Jewish celebration of Easter, in the memory of the time when their god Yahweh's killed all firstborn Egyptians, while Israelis were saved (Exodus 12:26-27).
Pesach is also called Passover, which actually is the correct translation of the Hebrew 'pesach'.
Jewish theology has changed the focus from the tragedy of the Egyptians to its result: The Israelis were now allowed to leave Egypt.
Pesach finds place during 7 days in the month of Nisan, and falls in March/April. Pesach is a mixture of several earlier festivals, and is strongly connected to agricultural feasts celebrating the harvest of corns.
Exodus 12
26 And it shall come to pass, when your children shall say unto you, What mean you by this service?
27 That you shall say, It is the sacrifice of the Lord's passover, who passed over the houses of the children of Israel in Egypt, when he smote the Egyptians, and delivered our houses.

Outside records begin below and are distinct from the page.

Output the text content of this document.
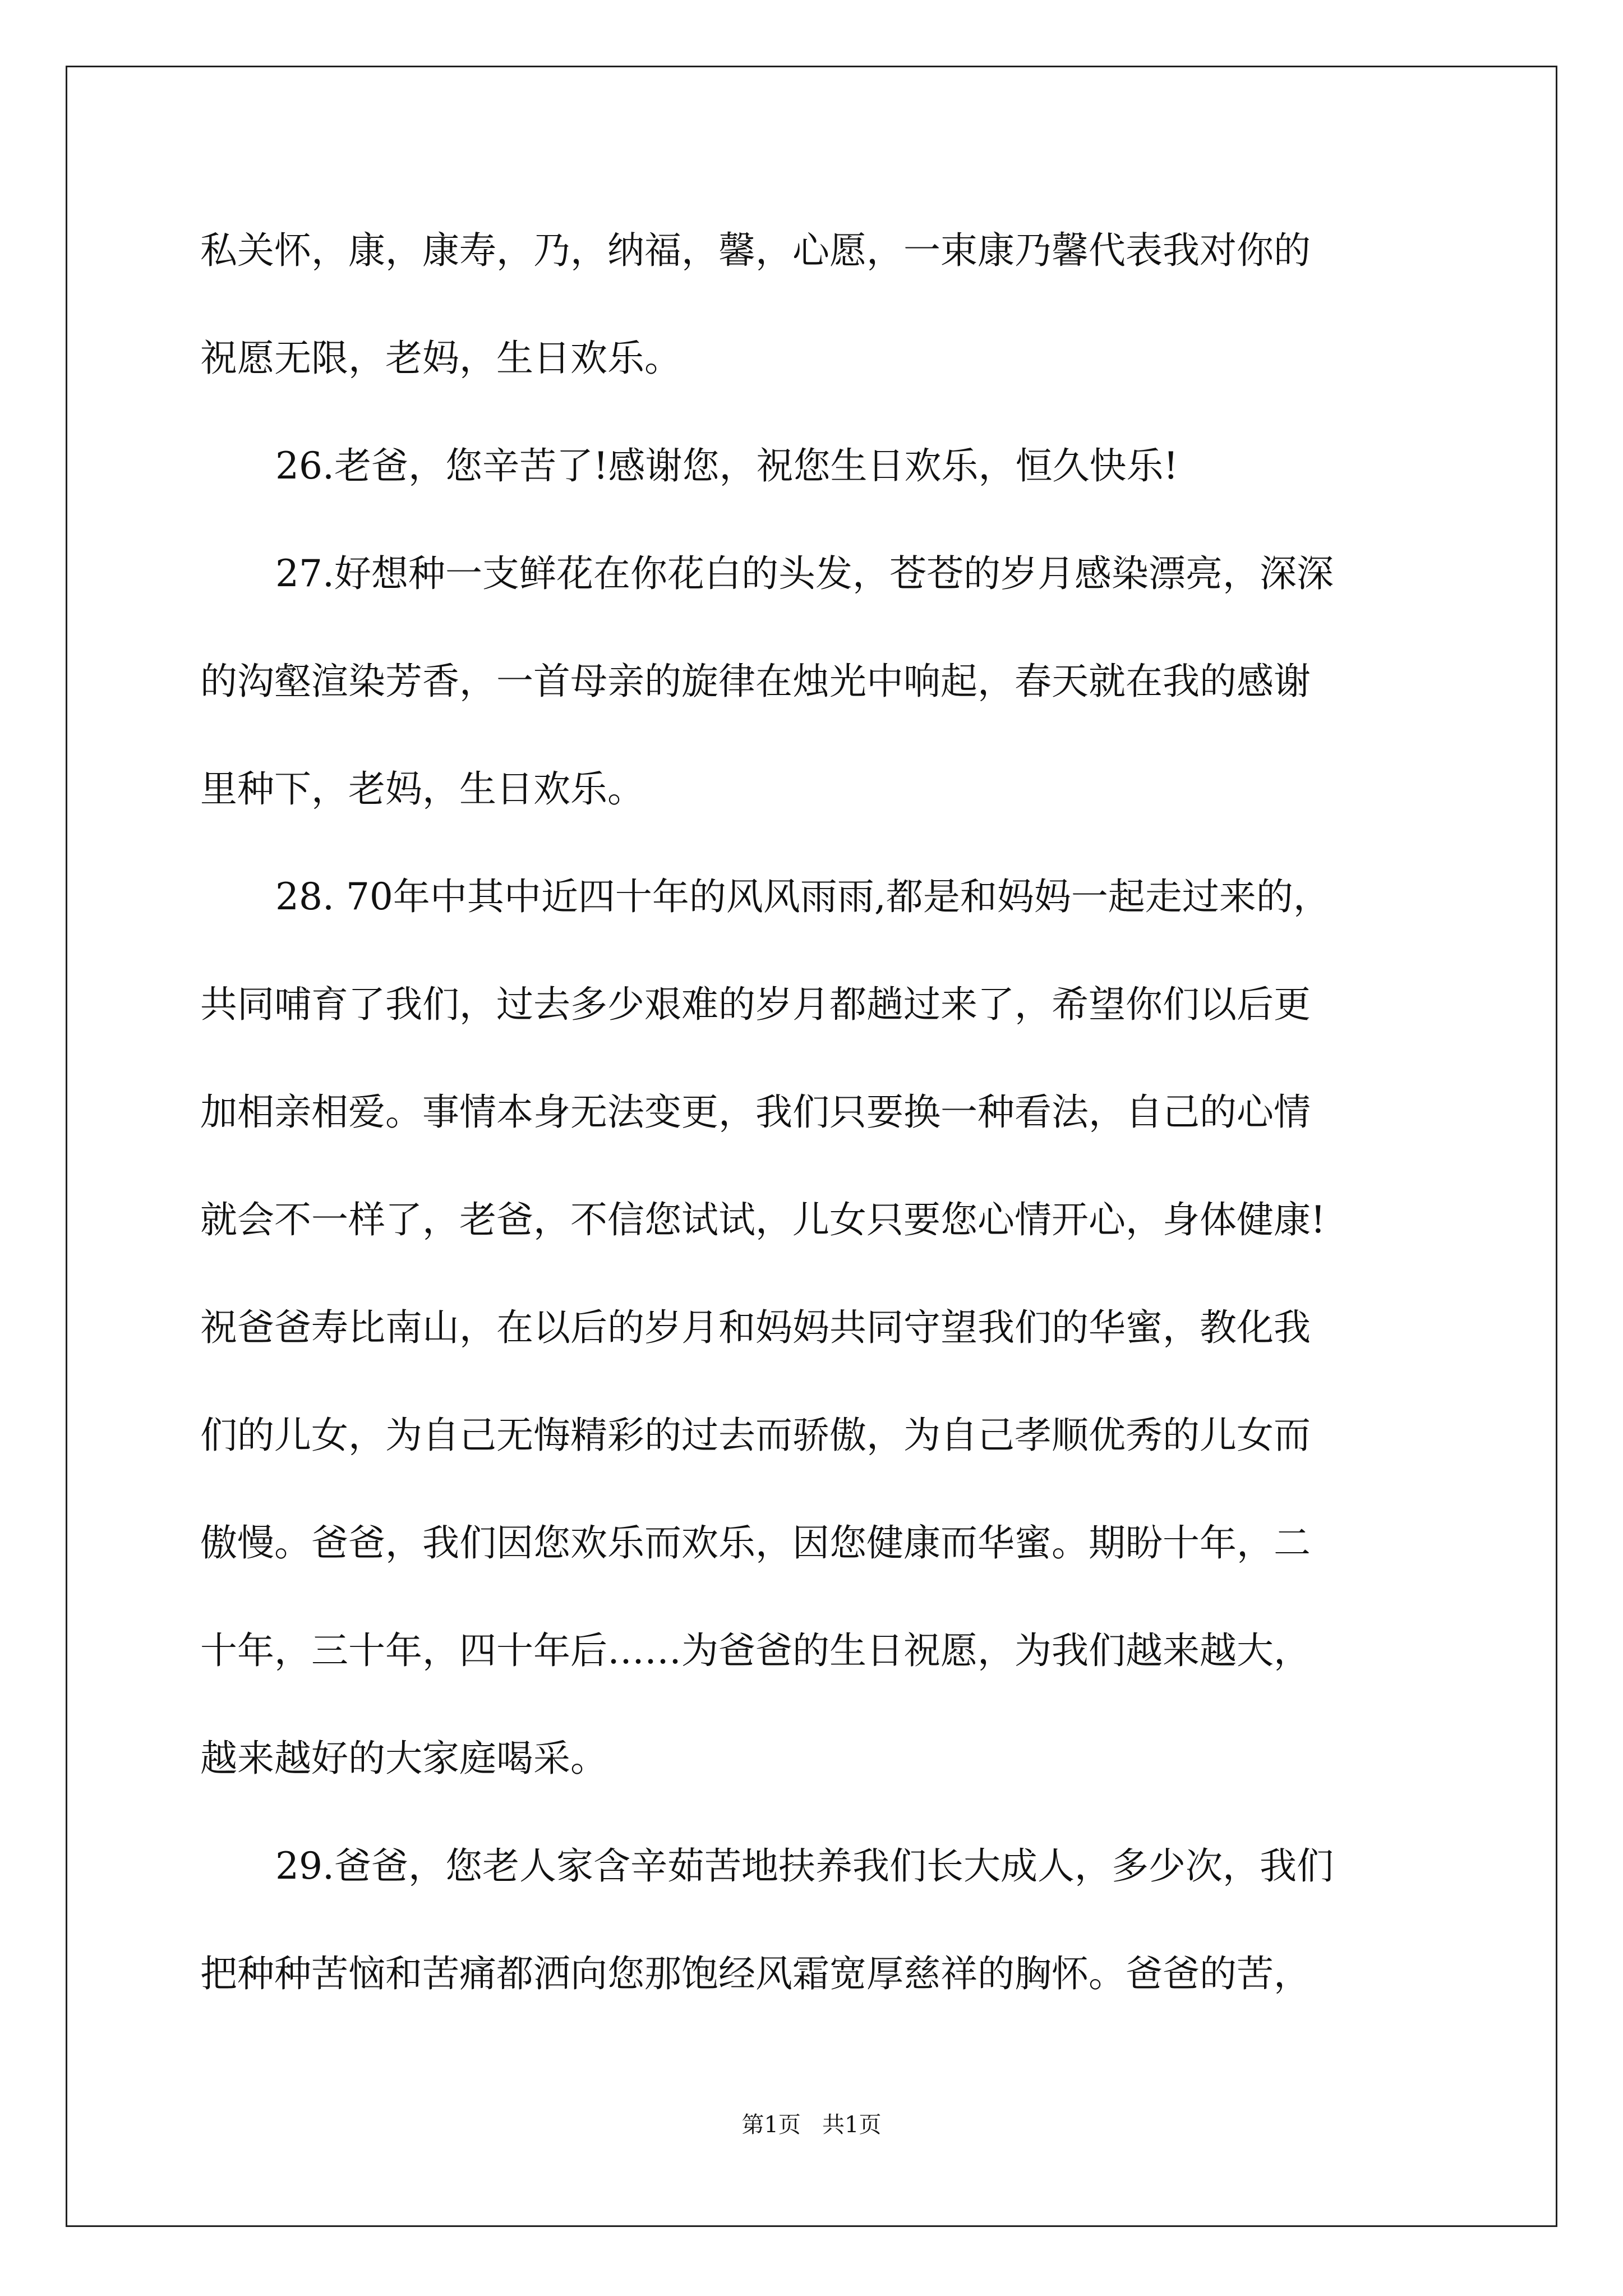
私关怀，康，康寿，乃，纳福，馨，心愿，一束康乃馨代表我对你的
祝愿无限，老妈，生日欢乐。
26.老爸，您辛苦了!感谢您，祝您生日欢乐，恒久快乐!
27.好想种一支鲜花在你花白的头发，苍苍的岁月感染漂亮，深深
的沟壑渲染芳香，一首母亲的旋律在烛光中响起，春天就在我的感谢
里种下，老妈，生日欢乐。
28. 70年中其中近四十年的风风雨雨,都是和妈妈一起走过来的，
共同哺育了我们，过去多少艰难的岁月都趟过来了，希望你们以后更
加相亲相爱。事情本身无法变更，我们只要换一种看法，自己的心情
就会不一样了，老爸，不信您试试，儿女只要您心情开心，身体健康!
祝爸爸寿比南山，在以后的岁月和妈妈共同守望我们的华蜜，教化我
们的儿女，为自己无悔精彩的过去而骄傲，为自己孝顺优秀的儿女而
傲慢。爸爸，我们因您欢乐而欢乐，因您健康而华蜜。期盼十年，二
十年，三十年，四十年后……为爸爸的生日祝愿，为我们越来越大，
越来越好的大家庭喝采。
29.爸爸，您老人家含辛茹苦地扶养我们长大成人，多少次，我们
把种种苦恼和苦痛都洒向您那饱经风霜宽厚慈祥的胸怀。爸爸的苦，
第1页   共1页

Pesach was in its earliest stages (more than 3,000 years ago) celebrated in local temples, but became centered to the temple of Jerusalem after the centralization of Jewish religion. Today, Pesach is celebrated in homes and in synagogues. On the evening of 14. Nisan a lamb is slaughtered, and blood of it shall be painted on the door frame of the house. The whole lamb shall be eaten quickly, but without breaking a single bone. To the lamb unleveled bread is eaten as well as bitter herbs.
The Samaritans also celebrate Pesach, but keep up the tradition of sacrificing a lamb on the mountain of Gerizim, just south of Nablus in Palestine.